In any case, I was in agreement with the whole philosophy. Even now I don't completely disagree with it (for myself - I don't believe one size fits all, I'm not telling anyone else how to live. This is just my story). I also want to disclaim that I'm thankful for the way I was raised and the sacrifices my parents made so I could have a good childhood. I'm not pointing any fingers.
BUT. These core beliefs led to regrettable decisions. I knew I wanted to be a writer from a very young age, but even as a kid, I was also very concerned about security. Even then, I knew I probably couldn't make a living writing, and relegated it to a permanent hobby. My parents encouraged me toward business-type career paths - jobs that would provide stability and a good income until I inevitably got married and started a family. In college I went down a couple of rabbit trails like meteorology and geography, but those didn't pan out or were discouraged. I finally majored in Communications as a compromise - it was applicable to a lot of fields, many of them in business, but was also something I enjoyed. Still, I had no big picture, no long-term career goals. In a sense, I was afraid to have long-term career goals. I didn't want to fall in love with something and then deeply resent my future children (or even my future husband) for tearing me away from it. So I had no motivation to think too hard about what to do for the rest of my life. As far as full-time work went, I thought "the rest of my life" would only encompass a few years. I wish the "Mistake Guy" from Scrubs had paid me a visit.
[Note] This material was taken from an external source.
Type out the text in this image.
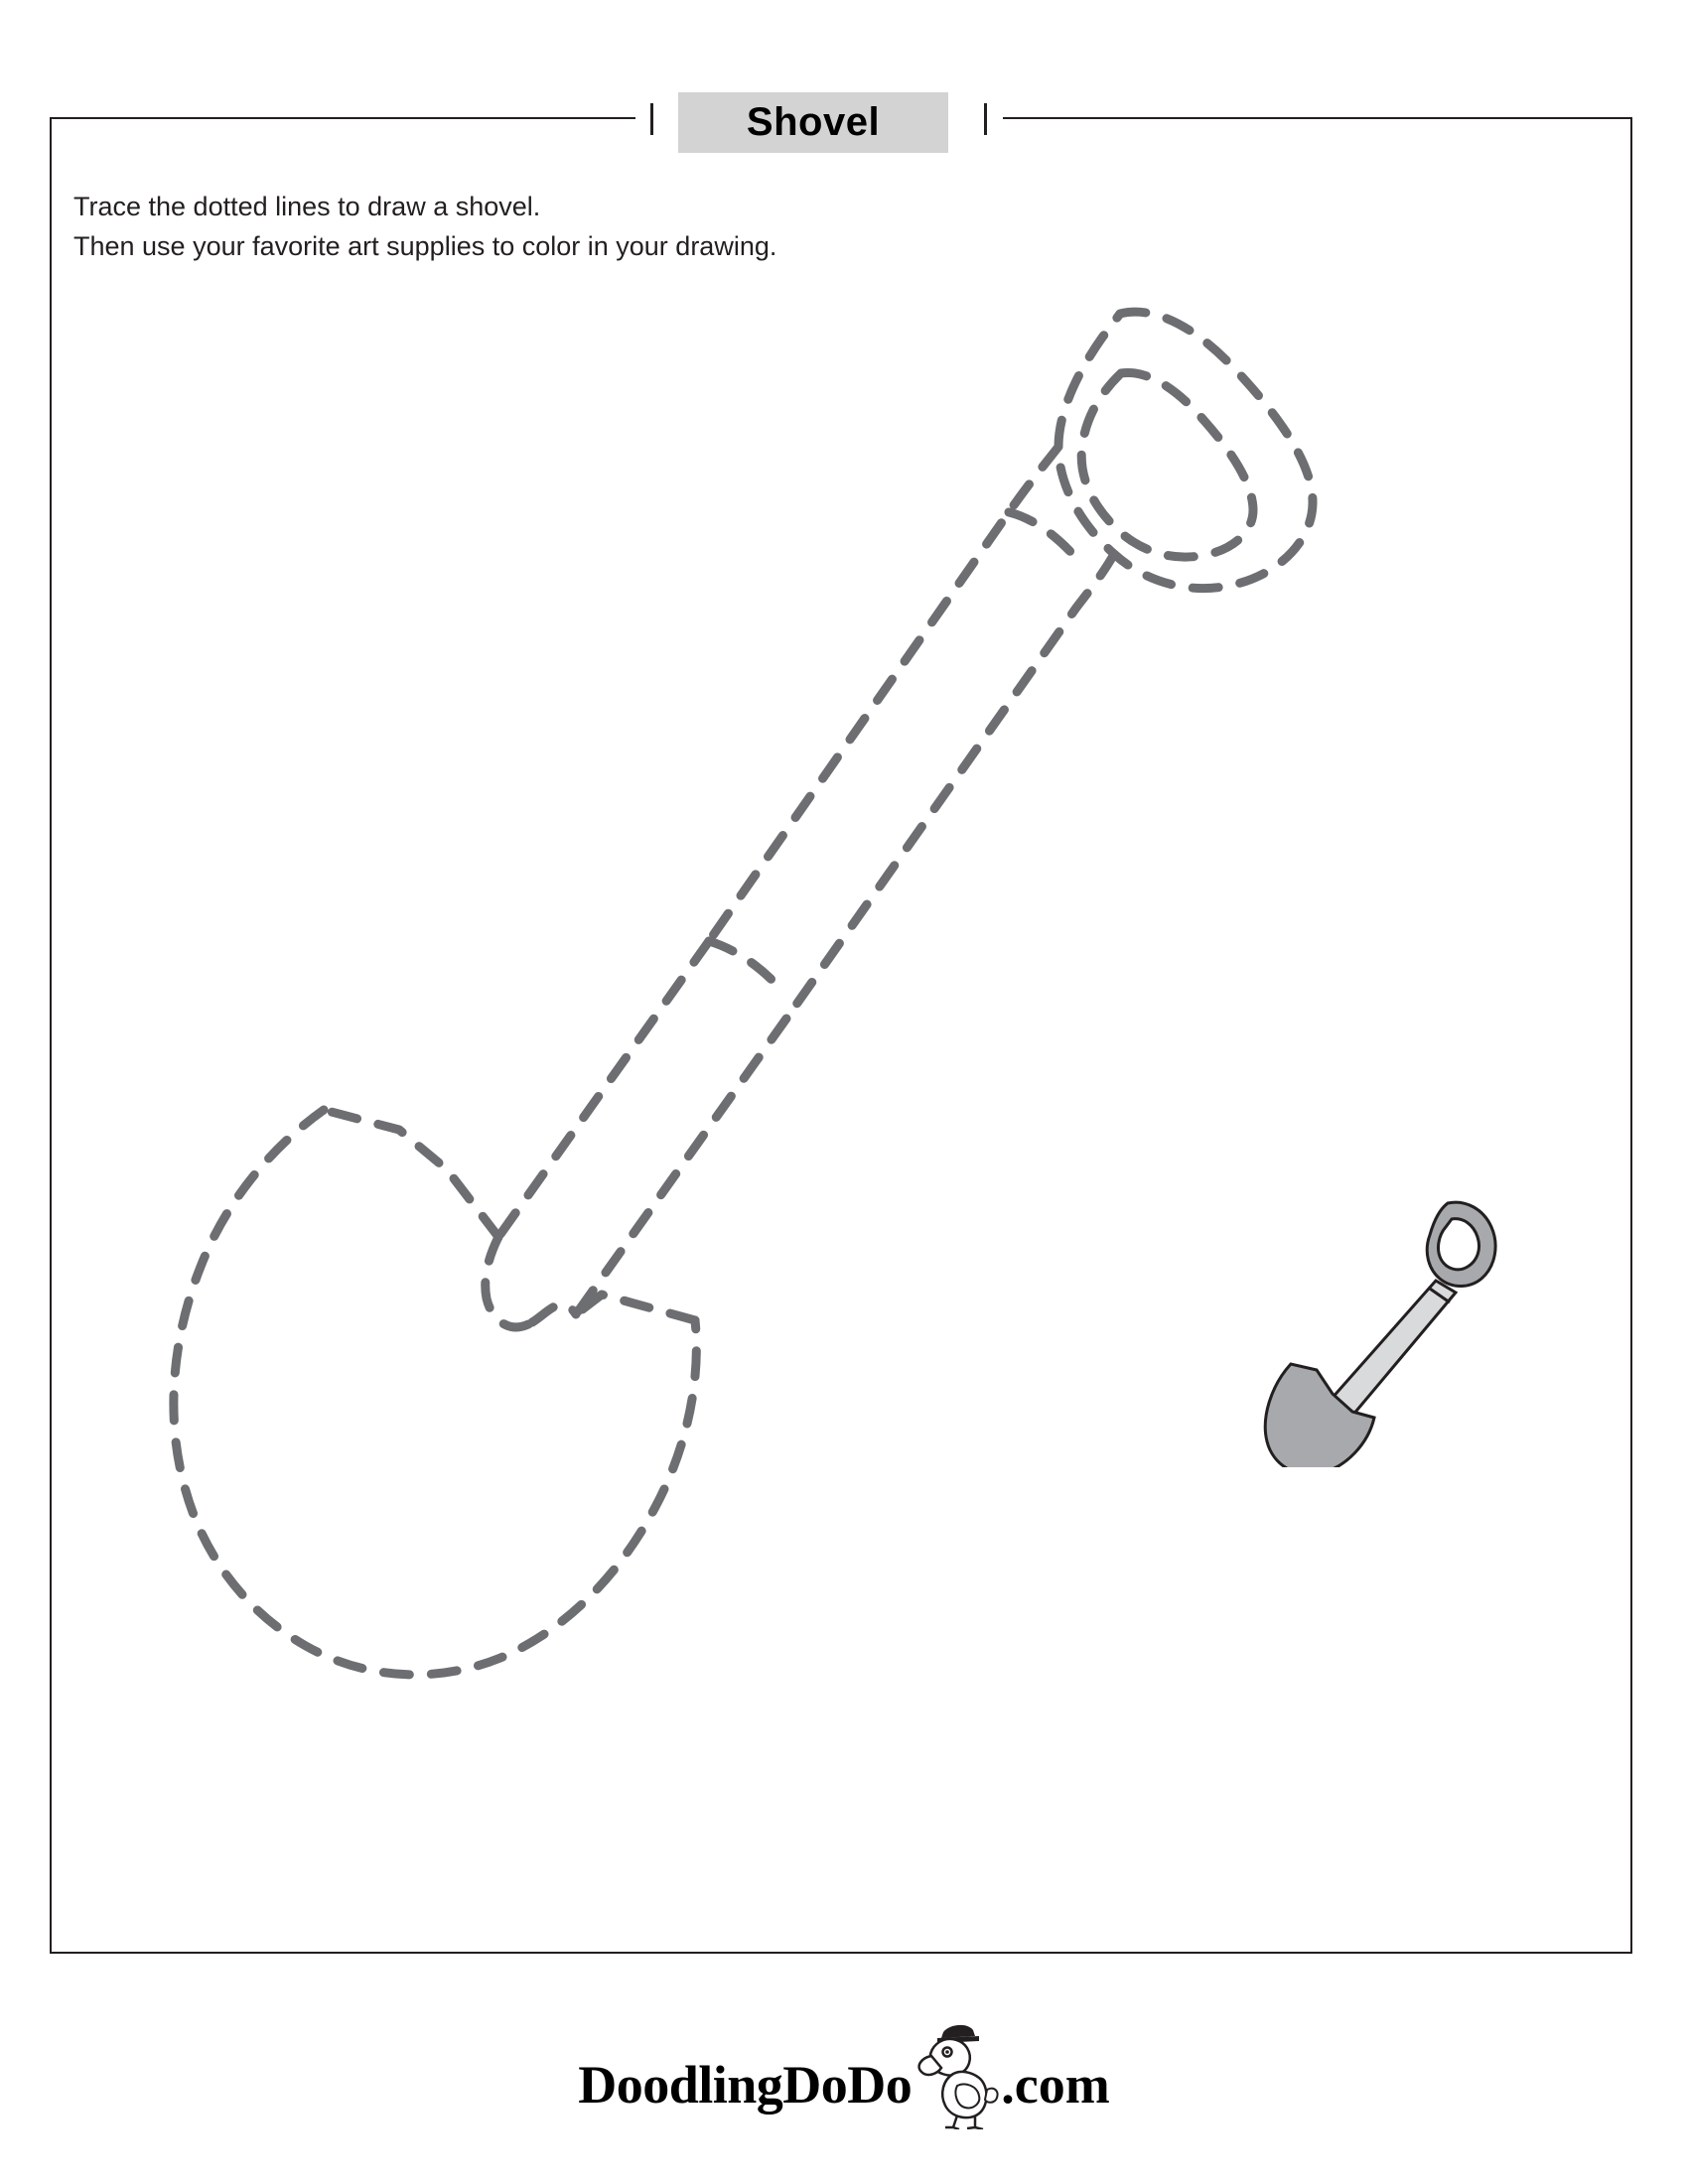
Shovel
Trace the dotted lines to draw a shovel.
Then use your favorite art supplies to color in your drawing.
DoodlingDoDo .com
Ten years later, I'm still working at the first job that was offered to me after college. I'm very thankful for many aspects of this job, not least of which that it allowed me financial independence when the unthinkable "anything" happened. But if I'd had a whole world of options and a different mindset at 22, this isn't what I would be doing. Lately I feel like I'm waking up from a lifelong sleep, like I've been unplugged from the Matrix and am seeing my real hands for the first time and wondering what they can do. It took me longer than most people to figure out who I am; who God made me to be, instead of what other people wanted me to be. So now the question is, what do I want in a career? What do I need? What did God make me to do? I'm wrestling with things I should have wrestled with a long time ago. I feel behind. I feel stuck. I regret lost time and choices that hinged on something I have very little control over.
I'm not sure how I feel about the concept of "calling." I think it's overused in Christian circles and usually results in more pressure than anything else, and more pressure is the last thing anyone needs. But, for lack of a better word, I want to pursue my callings and interests and continue developing in them for the rest of my life. Even if I do get to be a wife again, and then a mother, those callings won't negate the ones I already have.
I believe that "having it all," as society presents it to women, is a lie that hurts us rather than helps us. We can't have it all, and we'll kill ourselves trying. But we can be whole, well-rounded individuals at every stage of life. We may need to express our callings in different ways, but they'll still be there.
My point is this: women, don't wait to figure out and pursue what you love. Try different things and let yourself make some mistakes. Don't be afraid to invest in your future. Don't spend years running laps when you could have been clocking mileage in the marathon of your life. I wish I had taken that advice years ago. I wish I could take it fully now. I know it's never too late to make changes, but there's a lot more at stake than there used to be.